À regarder les résultats des élections législatives du 26 septembre dernier, on aurait pu penser que le choix politique évident consisterait à reconduire la coalition sortante entre la CDU/CSU et le SPD dans une sorte de fidélité à l’héritage Merkel :

Les deux grands partis sont au coude à coude et auraient la majorité au Bundestag, mais force est de constater que la dynamique est du côté du SPD alors que la droite vient d’enregistrer le plus mauvais résultat de son histoire commencée en 1945.

L’usure du pouvoir, la lassitude des électeurs après 16 ans de Merkel, une certaine continuité néanmoins assurée avec son ministre des Finances Olaf Scholz, la campagne peu inspirée d’Armin Laschet et une aspiration à l’alternance qui tend souvent à dépasser les clivages – tout ceci explique certainement pourquoi une majorité d’Allemands a manifesté d’entrée de jeu sa préférence pour une coalition « feux tricolores », 43 % d’entre eux souhaitant voir Olaf Scholz accéder à la chancellerie.

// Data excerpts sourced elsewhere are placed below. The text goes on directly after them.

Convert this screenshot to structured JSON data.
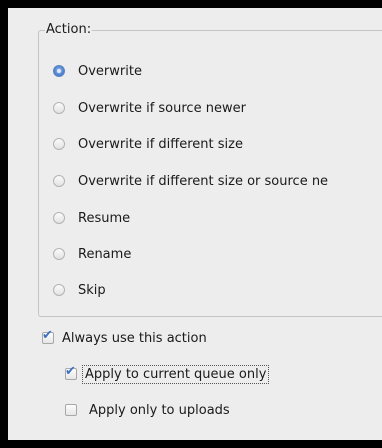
{
  "action_group": {
    "title": "Action:",
    "options": [
      {
        "label": "Overwrite",
        "checked": true
      },
      {
        "label": "Overwrite if source newer",
        "checked": false
      },
      {
        "label": "Overwrite if different size",
        "checked": false
      },
      {
        "label": "Overwrite if different size or source ne",
        "checked": false
      },
      {
        "label": "Resume",
        "checked": false
      },
      {
        "label": "Rename",
        "checked": false
      },
      {
        "label": "Skip",
        "checked": false
      }
    ]
  },
  "always_use": {
    "label": "Always use this action",
    "checked": true
  },
  "apply_queue": {
    "label": "Apply to current queue only",
    "checked": true
  },
  "apply_uploads": {
    "label": "Apply only to uploads",
    "checked": false
  }
}
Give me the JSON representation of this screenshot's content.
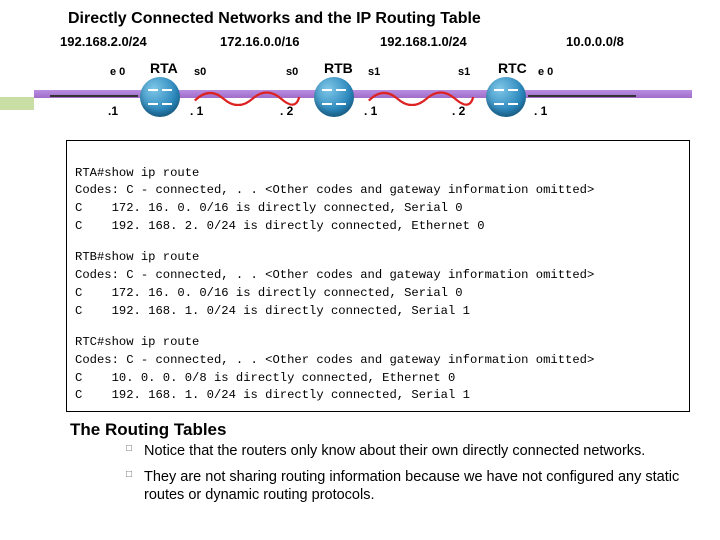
{
  "title": "Directly Connected Networks and the IP Routing Table",
  "diagram": {
    "nets": [
      "192.168.2.0/24",
      "172.16.0.0/16",
      "192.168.1.0/24",
      "10.0.0.0/8"
    ],
    "routers": [
      {
        "name": "RTA",
        "leftIf": "e 0",
        "rightIf": "s0",
        "leftSub": ".1",
        "rightSub": ". 1"
      },
      {
        "name": "RTB",
        "leftIf": "s0",
        "rightIf": "s1",
        "leftSub": ". 2",
        "rightSub": ". 1"
      },
      {
        "name": "RTC",
        "leftIf": "s1",
        "rightIf": "e 0",
        "leftSub": ". 2",
        "rightSub": ". 1"
      }
    ]
  },
  "code": {
    "rta": {
      "l1": "RTA#show ip route",
      "l2": "Codes: C - connected, . . <Other codes and gateway information omitted>",
      "l3": "C    172. 16. 0. 0/16 is directly connected, Serial 0",
      "l4": "C    192. 168. 2. 0/24 is directly connected, Ethernet 0"
    },
    "rtb": {
      "l1": "RTB#show ip route",
      "l2": "Codes: C - connected, . . <Other codes and gateway information omitted>",
      "l3": "C    172. 16. 0. 0/16 is directly connected, Serial 0",
      "l4": "C    192. 168. 1. 0/24 is directly connected, Serial 1"
    },
    "rtc": {
      "l1": "RTC#show ip route",
      "l2": "Codes: C - connected, . . <Other codes and gateway information omitted>",
      "l3": "C    10. 0. 0. 0/8 is directly connected, Ethernet 0",
      "l4": "C    192. 168. 1. 0/24 is directly connected, Serial 1"
    }
  },
  "subheading": "The Routing Tables",
  "bullets": {
    "b1": "Notice that the routers only know about their own directly connected networks.",
    "b2": "They are not sharing routing information because we have not configured any static routes or dynamic routing protocols."
  }
}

Il n’empêche que le nouveau projet de gouvernement, en donnant des motifs de satisfaction aux trois partenaires, à commencer par la répartition des portefeuilles ministériels qui accorde les finances aux libéraux et réunit l’économie et le climat en un seul ministère dévolu aux écologistes, ressemble plus à une liste hétéroclite à la Prévert qu’à un programme véritablement cohérent.

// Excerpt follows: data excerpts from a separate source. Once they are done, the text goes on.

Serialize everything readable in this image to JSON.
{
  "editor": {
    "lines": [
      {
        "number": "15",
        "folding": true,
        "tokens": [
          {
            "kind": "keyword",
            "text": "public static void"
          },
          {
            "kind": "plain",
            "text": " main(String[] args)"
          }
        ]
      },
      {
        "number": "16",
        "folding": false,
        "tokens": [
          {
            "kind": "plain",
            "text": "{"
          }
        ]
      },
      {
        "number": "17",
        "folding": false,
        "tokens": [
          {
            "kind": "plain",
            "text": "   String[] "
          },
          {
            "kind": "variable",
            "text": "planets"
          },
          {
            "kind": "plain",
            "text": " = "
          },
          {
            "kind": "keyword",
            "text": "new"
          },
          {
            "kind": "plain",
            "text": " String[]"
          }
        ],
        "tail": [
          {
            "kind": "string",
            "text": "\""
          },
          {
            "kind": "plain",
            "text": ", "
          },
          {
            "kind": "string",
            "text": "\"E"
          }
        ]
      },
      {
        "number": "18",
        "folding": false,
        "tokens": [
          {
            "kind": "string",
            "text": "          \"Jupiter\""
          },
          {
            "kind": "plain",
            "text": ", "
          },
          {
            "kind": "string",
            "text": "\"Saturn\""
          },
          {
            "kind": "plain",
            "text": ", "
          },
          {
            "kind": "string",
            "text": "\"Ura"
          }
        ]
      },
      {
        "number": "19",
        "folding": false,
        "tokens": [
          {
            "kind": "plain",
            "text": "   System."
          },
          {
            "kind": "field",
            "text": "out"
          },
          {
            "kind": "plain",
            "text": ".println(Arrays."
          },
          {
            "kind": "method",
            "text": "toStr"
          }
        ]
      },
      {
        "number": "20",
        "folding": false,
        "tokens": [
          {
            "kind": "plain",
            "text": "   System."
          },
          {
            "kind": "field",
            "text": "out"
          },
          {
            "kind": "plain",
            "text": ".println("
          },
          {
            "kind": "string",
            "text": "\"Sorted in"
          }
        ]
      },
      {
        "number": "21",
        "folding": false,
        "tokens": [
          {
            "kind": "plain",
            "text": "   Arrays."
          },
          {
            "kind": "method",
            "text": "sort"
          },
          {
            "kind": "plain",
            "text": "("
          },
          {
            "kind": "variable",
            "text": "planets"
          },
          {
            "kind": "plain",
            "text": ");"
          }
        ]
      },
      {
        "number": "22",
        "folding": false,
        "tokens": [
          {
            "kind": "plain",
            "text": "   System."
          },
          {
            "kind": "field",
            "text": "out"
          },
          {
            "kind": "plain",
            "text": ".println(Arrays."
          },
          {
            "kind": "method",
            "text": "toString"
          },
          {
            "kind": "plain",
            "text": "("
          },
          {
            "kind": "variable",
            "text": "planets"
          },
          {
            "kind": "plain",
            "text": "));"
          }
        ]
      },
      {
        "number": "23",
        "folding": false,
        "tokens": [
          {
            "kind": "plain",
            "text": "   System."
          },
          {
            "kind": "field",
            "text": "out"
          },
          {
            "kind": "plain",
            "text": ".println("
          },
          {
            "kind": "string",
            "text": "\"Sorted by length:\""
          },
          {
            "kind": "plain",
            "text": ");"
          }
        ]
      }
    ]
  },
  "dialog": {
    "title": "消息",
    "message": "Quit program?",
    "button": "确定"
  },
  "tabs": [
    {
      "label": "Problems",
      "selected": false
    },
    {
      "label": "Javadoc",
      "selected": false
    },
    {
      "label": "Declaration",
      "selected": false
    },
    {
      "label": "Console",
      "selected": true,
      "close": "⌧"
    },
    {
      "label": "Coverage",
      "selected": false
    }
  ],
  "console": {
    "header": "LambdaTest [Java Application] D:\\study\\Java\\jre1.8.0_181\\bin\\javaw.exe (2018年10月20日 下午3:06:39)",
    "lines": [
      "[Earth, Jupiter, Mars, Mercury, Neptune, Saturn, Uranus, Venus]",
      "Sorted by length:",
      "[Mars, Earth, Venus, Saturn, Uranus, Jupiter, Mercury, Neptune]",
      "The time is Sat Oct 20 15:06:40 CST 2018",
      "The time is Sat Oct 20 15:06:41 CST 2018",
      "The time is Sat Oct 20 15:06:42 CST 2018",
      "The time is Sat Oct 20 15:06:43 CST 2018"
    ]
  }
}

Oh, bien sûr, le texte de l’accord prévoit qu’ « au sein du cabinet, les décisions sont prises par consensus, aucun partenaire de la coalition n’est mis en minorité » et il est question de revenir dès 2023 à la plus parfaite orthodoxie budgétaire : pas de hausses d’impôt et pas question de s’endetter chaque année au-delà de 0,35 % du PIB, ce fameux frein à l’endettement prévu par la loi fondamentale allemande.

Dans le même ordre d’idée, l’âge légal de départ en retraite qui doit atteindre 67 ans à terme n’est pas remis en cause et il est même prévu d’introduire un peu de capitalisation dans le régime général. Ajoutons la légalisation du cannabis pour les adultes qui ne sera pas sans influence sur le désembouteillage de la Justice, ministère qui échoit également aux libéraux.

Mais parallèlement, le SPD apporte sa touche particulière avec une hausse du salaire minimum de 9,60 à 12 euros de l’heure, avec tous les effets négatifs que cela peut impliquer pour l’emploi des personnes les moins bien formées. Quant aux Verts, ils ont eu l’assurance que des moyens « sans précédent » seraient mis à la disposition de la politique climatique. « Idéalement », l’objectif serait de sortir du charbon en 2030 au lieu de 2038.

Comme il n’est pas question de revenir sur la sortie du nucléaire qui doit être achevée à la fin de 2022, il faut compenser par le gaz et faire monter les énergies vertes à 80 % de la production d’électricité. Un pari audacieux voire téméraire dans la mesure où le premier semestre 2021 a été marqué par une production électrique provenant à 27 % des centrales à charbon en raison d’une météo en manque de vent qui a immobilisé les éoliennes…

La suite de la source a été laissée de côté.